In the book Glory Road, Robert Heinlein has his protagonist cut lose his adopted son who doesn’t understand that “the world doesn’t owe him a living.” Dan Miessler recently published a joke whose punchline was basically that individual responsibility was the hallmark of the republican party.
If you and you alone are responsible for your own well being, then you have to make your own decisions, and learn to do it with the best possible information you can. You learn to hedge your bets, take managed risks, and make sure you have a strategic reserve.Most importantly, you have to learn to evaluate the information that is in front of you. You need to learn to separate the hard sell from the hard data. Even when you have the hard data, you have to learn to analyze it yourself.
The thing about Science is that it attempts to base itself on as few principals as possible. A true Scientist doesn’t believe in science but rather accepts that the scientific method is a useful tool for trying to come to a better understanding of the observed world. Really there is only one belief: doubt everything. This is called skepticism. Does skepticism stand up to it’s own scrutiny? Perhaps doubting everything is itself a dangerous approach, and will lead to more misunderstanding than the alternative. But what is the alternative? Take something on faith. OK, What do you take on faith? Which version. Whom do you trust? Once you have been burnt by someone, you learn to mistrust everything, if only a little.
In order to make decisions you need data. Lots of it. Opposing viewpoints allow you to consider hypothesis that are unpopular, but may in fact be more correct than the conventional wisdom. Where do you get this data? Study. Which means you better be able to read.   And you better be able to get your hands on what you need to read in order to make informed decisions.
This, I think is the basics that our society needs to provide if it wants to call itself equitable. It needs to provide the opportunity for literacy to all of its children, up to that point where they are able rt o not only comprehend the words on the page, but to evaluate for themselves the quality of the arguments put forth. It needs to make the raw material of that decision making process available to it’s citizens so that they can make informed decisions.
This leads to the two most important public institutions we have: Public Schools and Public Libraries. The first provides the tools we need to make good decisions, the second provides the raw material. Yes, you can get these things elsewhere: some people are naturally gifted, or have great parents that instill these values and education in their children. Much can come from privately funded sources as well.  But if we are going to hold people to a basic level of responsibility, society has to provide at least the opportunity to get the skills necessary to achieve that basic level.
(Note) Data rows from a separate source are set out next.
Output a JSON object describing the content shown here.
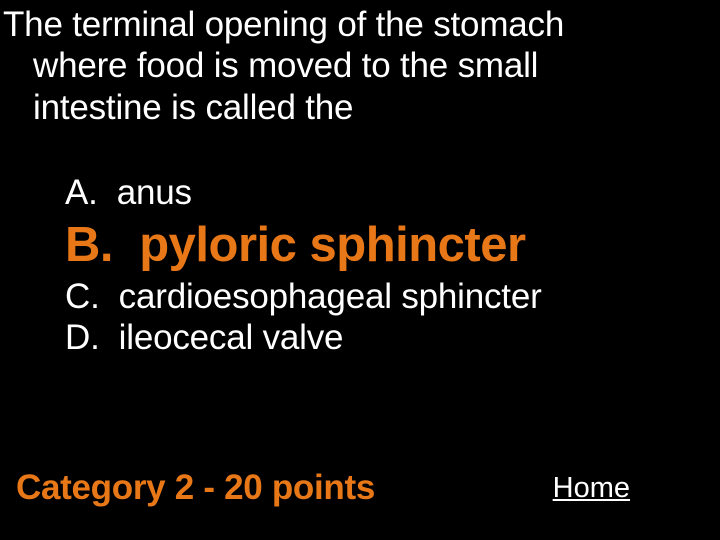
{
  "question": {
    "line1": "The terminal opening of the stomach",
    "line2": "where food is moved to the small",
    "line3": "intestine is called the",
    "text_color": "#ffffff",
    "fontsize": 35
  },
  "options": {
    "a": {
      "letter": "A.",
      "text": "anus",
      "is_answer": false
    },
    "b": {
      "letter": "B.",
      "text": "pyloric sphincter",
      "is_answer": true
    },
    "c": {
      "letter": "C.",
      "text": "cardioesophageal sphincter",
      "is_answer": false
    },
    "d": {
      "letter": "D.",
      "text": "ileocecal valve",
      "is_answer": false
    },
    "regular_color": "#ffffff",
    "regular_fontsize": 35,
    "answer_color": "#e87817",
    "answer_fontsize": 49,
    "answer_fontweight": "bold"
  },
  "footer": {
    "category": "Category 2 - 20 points",
    "category_color": "#e87817",
    "category_fontsize": 35,
    "home_label": "Home",
    "home_color": "#ffffff",
    "home_fontsize": 29
  },
  "background_color": "#000000"
}
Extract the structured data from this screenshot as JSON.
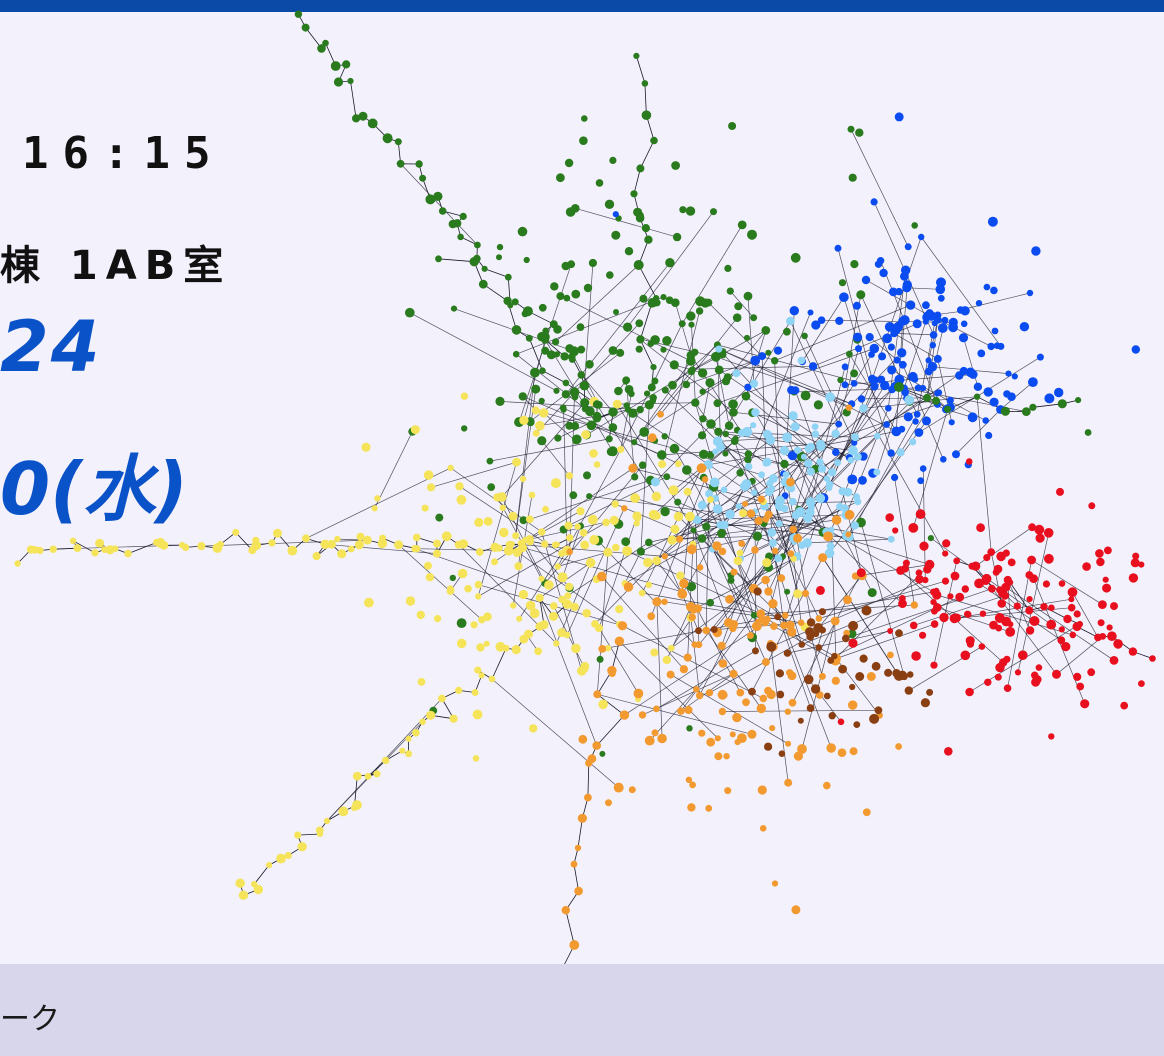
{
  "header": {
    "time": "16:15",
    "room": "棟 1AB室",
    "year_fragment": "24",
    "date_fragment": "0(水)"
  },
  "footer": {
    "text": "ーク"
  },
  "colors": {
    "top_bar": "#0b4aa6",
    "background": "#f3f1fb",
    "footer_band": "#d8d6ea",
    "accent_text": "#0a52c8"
  },
  "network_colors": [
    "#2a7a1e",
    "#0b4cf0",
    "#8fd3f5",
    "#f5e45a",
    "#f29a30",
    "#e8101e",
    "#8a3f12"
  ]
}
There is a pattern in modern life, where an invention comes along that seems like it is for convinence, but becomes a necessity. The Automobile has replaced the horse as the main long distance form of transportation. The computer is a necessary tool in the modern workplace, a huge difference from when I had my first job in high school. An education used to be a nice to have thing: you could still run the family farm with sweat equity and the basic math that you learned from your parents.The family farm has gone away. Now a high school education is required for anything but the most manual of jobs, which are few, far between, and barely pay a living wage. Education is a necessity. Providing a publicly available education to all of our nations children is the founding block for a fair and equal society. How else can we have a nation of skeptics?